Ennio has a vast, cavernous warehouse right on the main road. The river water pours through pipes in the wall and seems to leak everywhere. The building used to be a paper factory. I am deeply ignorant about the production of paper, but I know that it stinks of rotten eggs and involves lots of water—and Ennio has lots of water. Shallow puddles on the dirt floor, green dripping mould on the high walls and deep open tanks in which the trout thrash and squirm about, hoping to evade their destiny.
The sign on the plank outside says “trote vive” (live trout) in once bright-green paint. If you ring the dangerous-looking electric bell, hanging off its wire on the gate, nothing happens. When it is raining—and it rains a lot in the Bagni di Lucca area—this is particularly disappointing. Lorries thunder past and, after a while, Ennio trundles up in his three-wheeler and unlocks the 50-foot high doors to his giant’s lair.
He scoops up the trout in a big net, kills them with a swift blow to the head, guts them with a pair of scissors and weighs them in rusting grocers scales. He could sell those scales to the props department of a costume drama in which Julie Walters, wearing a Regency bonnet and long gloves, goes to buy a pound of carrots.
Ennio then hurls the trout, still twitching, into a plastic bag. They are usually still twitching when I get them home. Ideally, in this scenario, my husband has been stoking the pizza oven in the garden for four hours. I come through the gates with my bag of fat fish and there he is, charcoal-faced and poker-wielding. You can buy baby trout for trotine, served like whitebait, battered and deep fried, but for the best trota al forno you need the grown-ups.
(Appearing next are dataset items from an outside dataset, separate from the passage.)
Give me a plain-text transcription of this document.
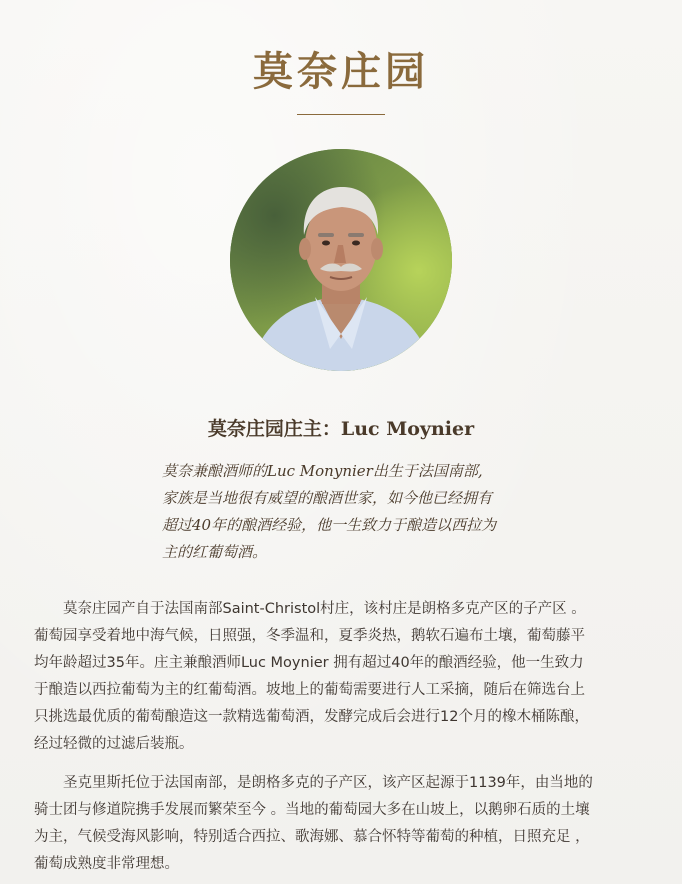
莫奈庄园
莫奈庄园庄主：Luc Moynier
莫奈兼酿酒师的Luc Monynier出生于法国南部,
家族是当地很有威望的酿酒世家，如今他已经拥有
超过40年的酿酒经验，他一生致力于酿造以西拉为
主的红葡萄酒。
　　莫奈庄园产自于法国南部Saint-Christol村庄，该村庄是朗格多克产区的子产区 。
葡萄园享受着地中海气候，日照强，冬季温和，夏季炎热，鹅软石遍布土壤，葡萄藤平
均年龄超过35年。庄主兼酿酒师Luc Moynier 拥有超过40年的酿酒经验，他一生致力
于酿造以西拉葡萄为主的红葡萄酒。坡地上的葡萄需要进行人工采摘，随后在筛选台上
只挑选最优质的葡萄酿造这一款精选葡萄酒，发酵完成后会进行12个月的橡木桶陈酿，
经过轻微的过滤后装瓶。
　　圣克里斯托位于法国南部，是朗格多克的子产区，该产区起源于1139年，由当地的
骑士团与修道院携手发展而繁荣至今 。当地的葡萄园大多在山坡上，以鹅卵石质的土壤
为主，气候受海风影响，特别适合西拉、歌海娜、慕合怀特等葡萄的种植，日照充足 ，
葡萄成熟度非常理想。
So, you have to put a big spiky sprig (or is it a branch?) of rosemary, a peeled clove of garlic, a sage leaf and a lot of salt in the trout cavity. Then you put the fish in an oven dish, tip a bit of olive oil and salt on top and plunge it into the middle of a pizza oven—or any old oven—and cook until the skin goes crispy and the eyes very white.
They are nice with crunchy-skinned baked potatoes, a dollop of salty yoghurt instead of butter, and a green salad with lemon juice and salt instead of dressing. They are even nicer with a warm potato salad. This is really easy to make and people love it. Take enough new potatoes for four people, even if there are only two of you. Boil them until they’re quite soft and then cut them in half and put them in a bowl. Fry two or three cloves of sliced garlic in a tablespoon or two of nice olive oil until the garlic is brown and crispy. Tip this on to the potatoes. Then ladle a couple of tablespoons of mayonnaise and about 50g of butter on them as well and stir it all up (the potatoes have to be really hot so the butter melts). Chop a few spring onions and throw them in too with lots of salt and pepper. Churn it up with a wooden spoon and then try not to eat it all by yourself.
I like to eat this outside, breathing in the smoke of the mosquito spirals and the pizza oven and drinking pear-tasting prosecco or sharp, chalky Gavi. Even in Tuscany, where good red is cheap, there is nothing wrong with drinking prosecco at every meal, especially when it’s just spring and the days are getting warmer, the broad beans and asparagus greener and the fish skins seem especially pink and pearly.
Oh, and make lemon tart for pudding.